By Ezra Klein
“It looks like Dresden,” wrote one wag on Twitter. But it wasn’t Dresden. It was last night’s eggplant. And it was such a fail.
The recipe was gorgeous. I don’t have the cookbook handy, but the eggplant was a play on Nobu’s miso cod: it was brushed in a glaze of sake, mirin, soy, miso, honey, and lemon. I didn’t have a lemon, and added some sriracha and freshly grated ginger. But I made too much. I had a lot of eggplant, and I wanted to glaze some tofu, too. That meant the oven would be too full for broiling. So I cranked it up to 500 degrees and waited.

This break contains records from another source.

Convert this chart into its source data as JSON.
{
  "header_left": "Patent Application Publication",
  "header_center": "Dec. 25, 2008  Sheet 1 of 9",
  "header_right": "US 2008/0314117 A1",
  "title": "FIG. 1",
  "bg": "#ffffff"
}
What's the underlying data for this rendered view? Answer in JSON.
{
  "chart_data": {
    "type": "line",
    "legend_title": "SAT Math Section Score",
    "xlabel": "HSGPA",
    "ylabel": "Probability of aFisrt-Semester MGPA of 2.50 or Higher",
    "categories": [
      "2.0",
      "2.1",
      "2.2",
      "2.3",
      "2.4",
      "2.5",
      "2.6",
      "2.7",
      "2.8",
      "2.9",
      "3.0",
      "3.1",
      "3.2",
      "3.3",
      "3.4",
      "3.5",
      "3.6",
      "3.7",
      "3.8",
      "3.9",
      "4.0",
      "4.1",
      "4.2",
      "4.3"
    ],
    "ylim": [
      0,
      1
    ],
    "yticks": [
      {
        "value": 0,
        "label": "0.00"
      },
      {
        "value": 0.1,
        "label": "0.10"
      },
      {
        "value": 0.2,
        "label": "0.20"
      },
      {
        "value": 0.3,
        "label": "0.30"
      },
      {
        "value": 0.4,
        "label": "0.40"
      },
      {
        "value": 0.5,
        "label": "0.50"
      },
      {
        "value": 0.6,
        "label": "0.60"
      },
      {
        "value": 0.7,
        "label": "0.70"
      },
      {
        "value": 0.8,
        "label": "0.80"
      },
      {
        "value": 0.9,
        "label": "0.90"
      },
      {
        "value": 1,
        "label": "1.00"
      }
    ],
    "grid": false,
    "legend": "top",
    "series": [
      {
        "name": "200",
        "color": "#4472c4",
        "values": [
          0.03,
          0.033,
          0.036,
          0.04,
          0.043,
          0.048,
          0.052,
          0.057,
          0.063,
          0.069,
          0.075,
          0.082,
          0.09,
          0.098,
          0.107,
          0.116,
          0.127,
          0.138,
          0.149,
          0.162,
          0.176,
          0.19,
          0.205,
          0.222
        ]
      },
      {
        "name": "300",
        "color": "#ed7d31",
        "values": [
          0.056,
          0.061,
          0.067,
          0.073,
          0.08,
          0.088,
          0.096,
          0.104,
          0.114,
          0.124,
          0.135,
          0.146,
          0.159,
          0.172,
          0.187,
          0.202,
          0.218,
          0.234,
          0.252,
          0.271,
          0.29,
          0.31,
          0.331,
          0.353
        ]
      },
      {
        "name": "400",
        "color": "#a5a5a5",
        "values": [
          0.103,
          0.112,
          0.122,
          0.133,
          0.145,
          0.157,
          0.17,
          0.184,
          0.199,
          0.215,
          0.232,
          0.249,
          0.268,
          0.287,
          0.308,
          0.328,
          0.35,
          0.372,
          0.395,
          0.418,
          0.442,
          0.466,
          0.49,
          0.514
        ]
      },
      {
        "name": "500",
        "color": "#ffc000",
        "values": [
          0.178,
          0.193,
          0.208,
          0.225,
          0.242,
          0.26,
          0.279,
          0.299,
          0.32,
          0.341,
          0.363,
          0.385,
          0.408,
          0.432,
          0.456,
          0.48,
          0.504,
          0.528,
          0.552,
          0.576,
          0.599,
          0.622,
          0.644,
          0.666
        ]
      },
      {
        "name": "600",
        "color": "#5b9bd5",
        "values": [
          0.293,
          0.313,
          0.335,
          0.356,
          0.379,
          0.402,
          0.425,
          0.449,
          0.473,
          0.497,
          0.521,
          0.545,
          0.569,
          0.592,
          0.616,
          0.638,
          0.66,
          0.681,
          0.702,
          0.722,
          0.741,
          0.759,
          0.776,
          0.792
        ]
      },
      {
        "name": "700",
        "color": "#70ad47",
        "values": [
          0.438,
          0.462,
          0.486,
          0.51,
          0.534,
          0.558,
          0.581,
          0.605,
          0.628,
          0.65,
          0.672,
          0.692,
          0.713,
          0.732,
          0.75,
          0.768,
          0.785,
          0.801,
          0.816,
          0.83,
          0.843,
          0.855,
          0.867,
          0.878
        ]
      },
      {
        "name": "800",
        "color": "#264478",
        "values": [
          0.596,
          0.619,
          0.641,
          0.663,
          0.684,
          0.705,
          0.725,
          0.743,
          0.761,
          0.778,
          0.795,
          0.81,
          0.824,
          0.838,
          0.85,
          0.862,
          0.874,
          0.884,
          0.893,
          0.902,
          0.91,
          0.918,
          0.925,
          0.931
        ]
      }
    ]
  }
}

I waited too long, obviously. More to the point, when I checked on it, I only checked the tofu and eggplant on the top rack. Five minutes later, I smelled burning. The eggplant on the bottom rack had — of course — been cooking quite a bit faster. Hence the carnage above. Happily, the tofu and eggplant on the top rack were doing fine, so dinner wasn’t a total bust. And the recipe wasn’t itself a fail: the glaze was delicious. It’s definitely entering rotation. Here’s how you make it:
3/4 cup sake
1/4 cup honey
1/4 cup mirin
1/2 cup soy sauce
3 tablespoons miso
About a tablespoon of grated ginger
About a tablespoon of sriracha.
Combine in a pot and reduce down by about half. You can use it as a glaze, or you can toss it with a stir fry. Or hell, just drink it. Bathe in it. I’d also add a couple whole black peppercorns to the enterprise.